LM: Primeiro é apresentar os resultados que nós conseguimos, a experiência que temos, seja estadual, municipal ou nacional. Com meus oito anos de governo por São Bernardo eu adquiri muita experiência de gestão. Já que o PSDB gosta tanto de falar sobre gestão e planejamento, né! Mas a gente observa que o planejamento deles não funciona. Já eu posso dizer que fiz uma gestão planejada, com resultados importantíssimos seja na habitação, na educação, na saúde, na questão da gestão ambiental, como recuperar nascentes, etc. Creio que com essa experiência seja possível a gente debater.
Quando eu fui candidato a prefeito de São Bernardo, eu tinha apenas 3% das intenções de voto e na época era ministro do Presidente Lula e tinha pedido para ele me exonerar. Ele chegou a insistir para que eu ficasse no governo, e que seria difícil derrotá-los. Mas eu dizia com toda a segurança que a gente construiria a nossa vitória durante a campanha e assim, graças a Deus, foi feito. Em São Paulo também. É possível que esse cansaço com a gestão do PSDB, com várias pessoas como pré-candidatas pelo partido. Portanto eu acho que é um grande momento oportuno para o PT.

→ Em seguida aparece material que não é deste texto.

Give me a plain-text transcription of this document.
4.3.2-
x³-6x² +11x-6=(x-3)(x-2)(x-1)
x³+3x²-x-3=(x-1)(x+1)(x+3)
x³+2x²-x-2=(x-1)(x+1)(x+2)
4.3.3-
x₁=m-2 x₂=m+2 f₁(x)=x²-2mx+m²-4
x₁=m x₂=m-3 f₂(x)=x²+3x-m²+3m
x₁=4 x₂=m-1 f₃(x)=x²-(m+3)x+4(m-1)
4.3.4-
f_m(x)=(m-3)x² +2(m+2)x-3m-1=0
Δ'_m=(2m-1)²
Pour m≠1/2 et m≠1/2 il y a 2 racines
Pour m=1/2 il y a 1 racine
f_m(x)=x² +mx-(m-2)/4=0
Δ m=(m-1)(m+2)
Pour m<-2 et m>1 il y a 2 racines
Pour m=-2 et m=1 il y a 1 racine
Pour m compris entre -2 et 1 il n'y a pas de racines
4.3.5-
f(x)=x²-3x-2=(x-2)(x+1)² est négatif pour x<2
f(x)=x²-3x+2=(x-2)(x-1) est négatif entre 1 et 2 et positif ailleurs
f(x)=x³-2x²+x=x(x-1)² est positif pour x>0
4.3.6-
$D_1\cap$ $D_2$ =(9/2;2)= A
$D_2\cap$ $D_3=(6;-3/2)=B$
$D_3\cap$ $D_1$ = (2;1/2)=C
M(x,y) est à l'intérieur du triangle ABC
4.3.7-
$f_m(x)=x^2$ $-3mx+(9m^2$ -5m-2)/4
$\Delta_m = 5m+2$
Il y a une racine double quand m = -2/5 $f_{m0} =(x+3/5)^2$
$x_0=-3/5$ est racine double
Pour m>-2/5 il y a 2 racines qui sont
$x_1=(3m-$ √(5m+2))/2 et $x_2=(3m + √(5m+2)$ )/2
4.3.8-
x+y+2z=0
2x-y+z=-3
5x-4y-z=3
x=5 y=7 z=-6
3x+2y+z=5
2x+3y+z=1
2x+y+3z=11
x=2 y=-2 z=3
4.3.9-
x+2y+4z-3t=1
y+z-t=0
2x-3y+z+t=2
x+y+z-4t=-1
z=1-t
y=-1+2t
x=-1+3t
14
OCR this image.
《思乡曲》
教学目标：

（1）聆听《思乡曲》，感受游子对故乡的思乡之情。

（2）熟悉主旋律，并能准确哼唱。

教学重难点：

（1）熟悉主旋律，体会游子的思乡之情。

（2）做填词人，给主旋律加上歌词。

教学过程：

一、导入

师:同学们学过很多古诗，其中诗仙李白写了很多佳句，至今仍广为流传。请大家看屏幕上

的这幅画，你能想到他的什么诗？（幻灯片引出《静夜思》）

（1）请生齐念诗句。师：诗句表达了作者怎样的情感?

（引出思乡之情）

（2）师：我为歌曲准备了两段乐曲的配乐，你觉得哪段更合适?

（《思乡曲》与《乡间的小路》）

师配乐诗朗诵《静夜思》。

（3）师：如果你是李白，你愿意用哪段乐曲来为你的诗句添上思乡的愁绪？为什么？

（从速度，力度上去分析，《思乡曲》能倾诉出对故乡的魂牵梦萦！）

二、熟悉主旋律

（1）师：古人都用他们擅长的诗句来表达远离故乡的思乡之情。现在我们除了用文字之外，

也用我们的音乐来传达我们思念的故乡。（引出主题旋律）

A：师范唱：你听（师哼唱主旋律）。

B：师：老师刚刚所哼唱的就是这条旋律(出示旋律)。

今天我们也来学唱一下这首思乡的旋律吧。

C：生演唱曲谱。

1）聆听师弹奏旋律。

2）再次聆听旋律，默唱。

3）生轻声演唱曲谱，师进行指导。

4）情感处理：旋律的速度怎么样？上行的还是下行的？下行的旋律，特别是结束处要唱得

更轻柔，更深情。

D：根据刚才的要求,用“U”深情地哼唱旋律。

CT: As investigações da Lava Jato desgastaram muito a imagem da esquerda no país, criando um ambiente hostil e extremamente dividido. Como a esquerda pode recuperar a sua imagem e reconquistar a confiança dos eleitores?
LM: Na verdade a corrupção é praticada por pessoas, e não por instituições. Eu acho que esse é um conceito importante para ser debatido. Segundo, há também confusão do outro lado. Muitos bradaram: tira a Dilma e tira o PT que tudo se resolve! E a verdade é que o Temer e a turma dele se tornaram a configuração de uma verdadeira quadrilha, acho que o povo já consegue ver isso. E o PSDB é o principal partido de situação do governo Temer.

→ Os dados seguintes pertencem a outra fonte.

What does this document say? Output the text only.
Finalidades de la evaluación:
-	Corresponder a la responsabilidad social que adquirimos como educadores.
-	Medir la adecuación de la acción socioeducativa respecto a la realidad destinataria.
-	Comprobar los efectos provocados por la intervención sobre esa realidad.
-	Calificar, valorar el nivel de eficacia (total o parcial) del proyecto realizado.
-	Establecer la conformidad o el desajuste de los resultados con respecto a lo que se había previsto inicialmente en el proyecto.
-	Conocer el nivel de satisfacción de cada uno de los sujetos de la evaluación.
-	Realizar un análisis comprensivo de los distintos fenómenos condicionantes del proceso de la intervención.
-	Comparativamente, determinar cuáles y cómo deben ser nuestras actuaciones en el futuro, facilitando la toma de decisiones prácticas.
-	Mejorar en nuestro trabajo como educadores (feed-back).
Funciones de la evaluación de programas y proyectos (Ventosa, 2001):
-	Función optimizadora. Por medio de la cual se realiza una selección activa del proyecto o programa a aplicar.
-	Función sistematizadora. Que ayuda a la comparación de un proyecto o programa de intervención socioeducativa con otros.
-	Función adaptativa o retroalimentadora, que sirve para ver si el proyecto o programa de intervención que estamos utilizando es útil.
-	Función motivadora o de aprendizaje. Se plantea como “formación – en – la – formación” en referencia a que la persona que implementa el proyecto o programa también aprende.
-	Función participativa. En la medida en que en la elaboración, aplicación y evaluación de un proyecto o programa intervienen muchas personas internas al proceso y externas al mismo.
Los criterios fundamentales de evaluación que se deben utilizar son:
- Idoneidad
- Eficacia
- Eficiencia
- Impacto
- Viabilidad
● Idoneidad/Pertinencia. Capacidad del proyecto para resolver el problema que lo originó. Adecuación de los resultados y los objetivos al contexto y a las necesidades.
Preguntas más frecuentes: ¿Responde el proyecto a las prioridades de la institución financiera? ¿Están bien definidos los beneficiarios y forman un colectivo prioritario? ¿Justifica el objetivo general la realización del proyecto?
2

Já agora o Lula tem larga vantagem em qualquer disputa de cenário eleitoral. Aqui em São Paulo nós vamos ter que construir durante a campanha esse debate. Apresentando, fazendo os enfrentamentos e discussões, enfim, dando atenção para todas as regiões do estado, seja nas cidades pequenas, médias ou grandes.
Sempre buscar por um grande envolvimento do povo paulista na formação do Plano de Governo que vai contar também com uma plataforma digital que irá ouvir a população. E nós vamos caprichar aqui no estado de São Paulo, um pouco para provocar na população essa colaboração com nosso Programa de Governo, e apresentar altamente essa experiência participativa.
CT: Numa entrevista realizada no começo do ano à Folha de SP, você chegou a dizer que a cassação à chapa Dilma-Temer e o consequente impeachment do governo golpista seria um Golpe número 2. O que você quis dizer com isso?
LM: Na verdade, a Dilma foi cassada se rasgando a constituição, que deve ser respeitada. Então, quando se fala de eventualmente o TSE (Tribunal Superior Eleitoral) cassar a chapa Dilma-Temer não faz sentido, já que as contas foram aprovadas. Não faz sentido qualquer debate para cassar a chapa para propiciar que o Rodrigo Maia, no caso presidente da Câmara, assuma como presidente da República. A democracia brasileira ainda está num processo completamente jovem. E com golpes em cima de golpes só fragiliza ainda mais nossa democracia.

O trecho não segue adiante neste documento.